Quando a Cultura do Turismo Independe do Turismo da Cultura
A Opção Vitoriosa de um "Case" Chamado Gramado
Entre tantas sacadas tão inteligentes quanto irônicas, o multimídia Millôr Fernandes - cujo centenário foi comemorado no último dia 16 - revelava que o "especialista é o que só não ignora uma coisa". Aproveito-me dessa frase para resgatar minha compreensão sobre o sucesso turístico de Gramado, a charmosa cidade da Serra Gaúcha, que se projetou para o mundo pelas lentes do seu Festival de Cinema. Há exatos 51 anos.
Sou assíduo na frequência turística de modo profissional em Gramado. Neste ano de 2023, comemoro - na condição de convidado uma marca presencial significativa: 27 edições das 51 realizadas. Pela experiência desse currículo, penso que posso dizer algo a mais, independente do que aprendi nas duas incursões públicas que tive como secretário de turismo. Portanto, mesmo que no meu olhar passional pelo que aprendi- e conquistei - com Gramado, sinto-me à vontade para enaltecer seus valores turísticos e até me mostrar preocupado com algumas situações.

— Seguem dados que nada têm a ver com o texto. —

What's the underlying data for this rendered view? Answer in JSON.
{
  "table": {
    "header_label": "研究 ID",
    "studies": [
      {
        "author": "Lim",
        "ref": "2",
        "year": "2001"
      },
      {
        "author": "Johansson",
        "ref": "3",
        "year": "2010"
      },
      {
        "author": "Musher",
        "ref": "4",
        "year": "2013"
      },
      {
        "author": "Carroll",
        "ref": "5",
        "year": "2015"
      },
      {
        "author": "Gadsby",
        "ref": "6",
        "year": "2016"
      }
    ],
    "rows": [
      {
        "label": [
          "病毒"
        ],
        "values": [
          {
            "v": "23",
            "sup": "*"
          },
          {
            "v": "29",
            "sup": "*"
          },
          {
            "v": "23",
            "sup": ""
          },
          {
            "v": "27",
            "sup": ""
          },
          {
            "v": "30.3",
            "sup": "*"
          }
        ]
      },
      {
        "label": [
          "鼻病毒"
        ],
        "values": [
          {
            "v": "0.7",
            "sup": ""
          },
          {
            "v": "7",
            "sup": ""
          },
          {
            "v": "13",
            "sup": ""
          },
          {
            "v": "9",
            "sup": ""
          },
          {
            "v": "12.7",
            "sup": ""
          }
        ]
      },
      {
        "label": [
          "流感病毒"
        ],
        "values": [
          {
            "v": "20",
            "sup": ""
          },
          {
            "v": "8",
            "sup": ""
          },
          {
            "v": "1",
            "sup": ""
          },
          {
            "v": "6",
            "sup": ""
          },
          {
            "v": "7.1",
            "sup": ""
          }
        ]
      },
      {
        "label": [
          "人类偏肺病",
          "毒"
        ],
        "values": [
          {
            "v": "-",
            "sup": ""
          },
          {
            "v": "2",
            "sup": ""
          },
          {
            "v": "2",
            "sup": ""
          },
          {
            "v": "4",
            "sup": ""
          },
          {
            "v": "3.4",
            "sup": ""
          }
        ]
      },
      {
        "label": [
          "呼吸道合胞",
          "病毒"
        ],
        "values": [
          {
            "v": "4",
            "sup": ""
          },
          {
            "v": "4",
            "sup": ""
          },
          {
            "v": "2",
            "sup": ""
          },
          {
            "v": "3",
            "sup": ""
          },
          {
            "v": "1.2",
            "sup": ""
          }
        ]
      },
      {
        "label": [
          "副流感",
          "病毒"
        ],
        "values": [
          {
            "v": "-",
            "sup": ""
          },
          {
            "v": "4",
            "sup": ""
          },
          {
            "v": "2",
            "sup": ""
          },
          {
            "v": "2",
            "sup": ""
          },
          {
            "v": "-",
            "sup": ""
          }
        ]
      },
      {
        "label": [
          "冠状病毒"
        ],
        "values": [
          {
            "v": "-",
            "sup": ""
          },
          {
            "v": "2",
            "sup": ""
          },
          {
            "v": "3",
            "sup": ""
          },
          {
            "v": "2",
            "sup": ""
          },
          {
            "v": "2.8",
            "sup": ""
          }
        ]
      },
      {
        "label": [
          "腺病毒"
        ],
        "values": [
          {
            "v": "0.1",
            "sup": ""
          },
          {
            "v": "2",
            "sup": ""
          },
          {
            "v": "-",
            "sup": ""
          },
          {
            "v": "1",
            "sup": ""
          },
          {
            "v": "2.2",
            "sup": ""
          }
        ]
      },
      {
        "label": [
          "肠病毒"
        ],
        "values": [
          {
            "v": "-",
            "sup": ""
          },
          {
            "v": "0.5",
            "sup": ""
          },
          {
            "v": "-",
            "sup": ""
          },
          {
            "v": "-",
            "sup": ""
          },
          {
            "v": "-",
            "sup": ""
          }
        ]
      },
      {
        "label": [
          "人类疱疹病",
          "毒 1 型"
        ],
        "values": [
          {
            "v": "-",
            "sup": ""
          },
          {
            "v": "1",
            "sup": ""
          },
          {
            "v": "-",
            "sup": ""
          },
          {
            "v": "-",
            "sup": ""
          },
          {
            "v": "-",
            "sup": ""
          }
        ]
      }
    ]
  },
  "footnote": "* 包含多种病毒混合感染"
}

Quando destaco aqui o papel de especialista, quero dizer que Gramado se assumiu pelos valores naturais e sua identidade de influência europeia (na gastronomia e no padrão de qualidade (neste e noutros serviços), para criar seu modo particular de fomentar e difundir o ofício do turismo. Num país tropical, onde a diversidade cultural não coube como produto turístico, quase todos esforços foram exageradamente direcionados para o binômio "sol e mar". Neste papel geral e com uma discutivel qualidade nos serviços prestados, a ousadia de Gramado em fazer diferente da maioria e ainda "vender" produtos dos mais distintos, sob os efeitos climáticos do frio, tem gerado um sucesso nacional, sem precedentes.
Gramado se afirmou. Soube, enfim, explorar suas vocações e se revelou hoje como um dos maiores destinos turísticos do país. Os empregos gerados, os fluxos de rendas distribuídos, as quantidades expressivas de leitos e os serviços muitas vezes criativos e de qualidade, proporcionaram tamanho status. Mas, como acontece em situações de grandeza, riscos cabíveis e pontos fora da curva acontecem. E melhor quando se pode combatê-los com a mesma competência que se construiu o sucesso.
Um primeiro ponto a chamar a atenção é uma mera lembrança meritória. Se antes já havia notado, continuei na percepção um certo distanciamento de parte da sociedade gramadense com o Festival de Cinema. A grandeza de um destino turístico que hoje se envolve com outros eventos de maior dimensão econômica, não pode abandonar aquele que deu origem ao sucesso de hoje. A cidade precisa rever isso.
Por outro lado, o contexto de uma demanda maior e mais elitizada, que busca por tantos serviços de qualidade ofertados, fez-se por criar uma realidade de preços que está fora da realidade do padrão médio do brasileiro. Gramado é uma cidade cara e assim se expõe a riscos. Afinal, seus consumidores exigentes costumam usufruir de produtos iguais e melhores fora do Brasil. Razão pela qual a cidade precisa não só ficar atenta a esse risco de volatilidade do tipo de turista que hoje demanda, como lembrar que sua história também se fez, por meio do trabalho de operadores e agentes, que sempre venderam para turistas que dependem de créditos e parcelamentos.
Por fim, a grandeza também impôs a uma cidade pequena um padrão de problemas urbanos mais presentes nas cidades grandes. Um problema novo está visível: mobilidade urbana.
É bem isso. O sucesso tem lá seus percalços. E estes precisam ser encarados com o mesmo ímpeto com o qual as conquistas vieram. Hora de reflexão e decisão.